Poziom stresu doświadczanego podczas przedłużających się starań o dziecko jest tak wysoki, jak w przypadku utraty ukochanej osoby, męża czy żony, albo nawet diagnozy nowotworowej – mówi psycholog Justyna Kuczmierowska.
Przekazując darowiznę, pomagasz Aletei kontynuować jej misję. Dzięki Tobie możemy wspólnie budować przyszłość tego wyjątkowego projektu.
Anna Malec: Psychika faktycznie ma wpływ na naszą płodność?
Justyna Kuczmierowska*: Na płodność wpływa wiele różnych czynników. Przez lata myślano, że problem z zajściem w ciążę to sprawa kobiety, więc to ona powinna się leczyć, zrelaksować, coś w sobie poprawić. Było to związane przede wszystkim z aspektem medycznym.

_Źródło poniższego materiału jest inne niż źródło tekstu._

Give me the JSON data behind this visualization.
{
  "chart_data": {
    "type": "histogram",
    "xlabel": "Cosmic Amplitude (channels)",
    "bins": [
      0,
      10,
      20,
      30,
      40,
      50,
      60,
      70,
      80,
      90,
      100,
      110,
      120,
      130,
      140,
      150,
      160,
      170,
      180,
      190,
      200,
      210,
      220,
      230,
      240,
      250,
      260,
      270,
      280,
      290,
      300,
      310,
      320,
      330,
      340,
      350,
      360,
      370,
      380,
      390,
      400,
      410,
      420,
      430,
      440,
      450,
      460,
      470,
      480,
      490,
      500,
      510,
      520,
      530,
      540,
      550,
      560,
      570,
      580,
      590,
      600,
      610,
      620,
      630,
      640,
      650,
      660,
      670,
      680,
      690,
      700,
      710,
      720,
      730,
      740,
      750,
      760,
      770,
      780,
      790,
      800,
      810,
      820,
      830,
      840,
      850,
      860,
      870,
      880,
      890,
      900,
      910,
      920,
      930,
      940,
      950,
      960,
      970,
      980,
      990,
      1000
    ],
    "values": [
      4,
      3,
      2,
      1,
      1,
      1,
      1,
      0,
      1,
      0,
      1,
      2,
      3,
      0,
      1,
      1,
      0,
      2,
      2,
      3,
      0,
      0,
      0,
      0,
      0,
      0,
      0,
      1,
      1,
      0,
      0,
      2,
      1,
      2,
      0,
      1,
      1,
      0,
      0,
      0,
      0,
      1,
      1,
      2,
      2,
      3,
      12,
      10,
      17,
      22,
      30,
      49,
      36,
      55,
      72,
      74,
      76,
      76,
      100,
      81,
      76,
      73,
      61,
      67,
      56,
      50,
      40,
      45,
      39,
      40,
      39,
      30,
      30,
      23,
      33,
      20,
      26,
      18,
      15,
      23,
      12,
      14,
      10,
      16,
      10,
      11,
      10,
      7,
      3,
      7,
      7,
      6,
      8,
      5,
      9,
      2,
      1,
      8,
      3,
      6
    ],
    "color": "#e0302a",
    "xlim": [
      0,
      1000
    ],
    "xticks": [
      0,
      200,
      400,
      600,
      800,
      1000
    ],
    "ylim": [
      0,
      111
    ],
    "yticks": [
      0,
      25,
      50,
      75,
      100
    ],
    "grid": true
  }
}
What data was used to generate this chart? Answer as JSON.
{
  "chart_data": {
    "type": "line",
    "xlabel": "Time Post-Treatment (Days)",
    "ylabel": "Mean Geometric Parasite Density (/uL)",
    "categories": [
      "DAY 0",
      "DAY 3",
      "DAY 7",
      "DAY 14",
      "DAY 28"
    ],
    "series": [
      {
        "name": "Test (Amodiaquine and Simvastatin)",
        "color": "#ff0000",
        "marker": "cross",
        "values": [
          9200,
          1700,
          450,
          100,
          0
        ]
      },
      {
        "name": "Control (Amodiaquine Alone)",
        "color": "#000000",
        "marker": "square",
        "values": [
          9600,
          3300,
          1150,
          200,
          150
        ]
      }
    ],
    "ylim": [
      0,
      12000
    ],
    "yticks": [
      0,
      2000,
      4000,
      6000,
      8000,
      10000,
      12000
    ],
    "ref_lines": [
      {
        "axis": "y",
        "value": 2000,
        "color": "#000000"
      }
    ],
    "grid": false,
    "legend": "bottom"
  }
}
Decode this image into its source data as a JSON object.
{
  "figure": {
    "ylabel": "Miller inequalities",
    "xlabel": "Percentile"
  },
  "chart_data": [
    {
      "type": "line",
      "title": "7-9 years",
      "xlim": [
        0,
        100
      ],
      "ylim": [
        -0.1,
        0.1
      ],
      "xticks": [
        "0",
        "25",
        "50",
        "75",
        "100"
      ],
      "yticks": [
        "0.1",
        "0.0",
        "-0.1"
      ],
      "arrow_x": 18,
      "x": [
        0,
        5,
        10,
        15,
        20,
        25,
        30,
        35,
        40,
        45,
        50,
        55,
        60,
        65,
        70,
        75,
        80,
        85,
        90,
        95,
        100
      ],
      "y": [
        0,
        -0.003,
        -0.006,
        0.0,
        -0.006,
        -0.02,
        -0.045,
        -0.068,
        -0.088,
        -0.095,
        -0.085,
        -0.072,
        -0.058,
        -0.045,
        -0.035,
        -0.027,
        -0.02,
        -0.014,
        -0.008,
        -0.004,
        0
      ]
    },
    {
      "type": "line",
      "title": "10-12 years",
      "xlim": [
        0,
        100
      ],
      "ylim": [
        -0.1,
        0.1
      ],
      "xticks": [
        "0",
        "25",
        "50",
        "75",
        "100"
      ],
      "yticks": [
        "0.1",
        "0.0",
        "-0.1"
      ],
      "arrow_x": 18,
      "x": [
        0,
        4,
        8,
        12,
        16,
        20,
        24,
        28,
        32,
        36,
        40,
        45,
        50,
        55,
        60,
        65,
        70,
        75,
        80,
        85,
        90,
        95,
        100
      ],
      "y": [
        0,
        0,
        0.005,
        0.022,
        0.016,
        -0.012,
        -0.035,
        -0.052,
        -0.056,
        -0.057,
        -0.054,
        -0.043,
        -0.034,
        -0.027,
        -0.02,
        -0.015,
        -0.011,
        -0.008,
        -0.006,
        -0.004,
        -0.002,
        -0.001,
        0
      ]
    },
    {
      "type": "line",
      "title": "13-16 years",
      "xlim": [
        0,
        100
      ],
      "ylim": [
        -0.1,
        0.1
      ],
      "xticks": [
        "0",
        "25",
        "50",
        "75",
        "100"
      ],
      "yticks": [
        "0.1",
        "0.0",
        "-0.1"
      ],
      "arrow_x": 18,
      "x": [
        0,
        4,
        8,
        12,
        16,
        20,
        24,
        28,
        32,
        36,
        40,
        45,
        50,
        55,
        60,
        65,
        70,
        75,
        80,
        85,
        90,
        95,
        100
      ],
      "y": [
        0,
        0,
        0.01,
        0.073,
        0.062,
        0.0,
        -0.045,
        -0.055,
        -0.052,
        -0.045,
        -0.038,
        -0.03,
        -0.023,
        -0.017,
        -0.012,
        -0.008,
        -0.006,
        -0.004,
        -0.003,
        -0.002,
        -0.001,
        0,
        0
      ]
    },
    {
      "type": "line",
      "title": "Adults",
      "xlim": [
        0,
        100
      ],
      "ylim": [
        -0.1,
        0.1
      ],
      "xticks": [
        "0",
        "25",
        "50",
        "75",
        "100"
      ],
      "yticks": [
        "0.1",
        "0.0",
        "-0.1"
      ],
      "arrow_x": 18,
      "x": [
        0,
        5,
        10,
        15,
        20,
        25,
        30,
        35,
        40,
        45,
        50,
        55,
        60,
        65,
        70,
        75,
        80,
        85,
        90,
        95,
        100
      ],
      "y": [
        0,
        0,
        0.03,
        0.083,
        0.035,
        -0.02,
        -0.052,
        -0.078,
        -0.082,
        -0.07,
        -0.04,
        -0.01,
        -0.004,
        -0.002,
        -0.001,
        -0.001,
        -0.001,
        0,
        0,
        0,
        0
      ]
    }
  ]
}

Dzisiaj wiemy, że trzeba zadbać i o kobietę, i o mężczyznę, nie tylko pod względem medycznym. Ważna jest psychika, dieta, tryb życia, poziom doświadczanego stresu, różne trudne doświadczenia z przeszłości – to wszystko może mieć istotny wpływ na zdrowie i na płodność.
Przedłużające się starania o dziecko same w sobie są też dużym stresorem i trudem dla pary. Wyobraźmy to sobie – jak przemnożymy 12 cykli w roku przez np. 4 lata starań, wychodzi nam 48 tak naprawdę straconych nadziei, w których i kobieta, i mężczyzna doświadczali smutku, rozpaczali, przeżywali żałobę, bo znów się nie udało.
Wielu badaczy pokazuje, że poziom stresu doświadczanego w przypadku przedłużających się starań o dziecko jest tak wysoki, jak w przypadku utraty ukochanej osoby, męża czy żony, albo nawet diagnozy nowotworowej.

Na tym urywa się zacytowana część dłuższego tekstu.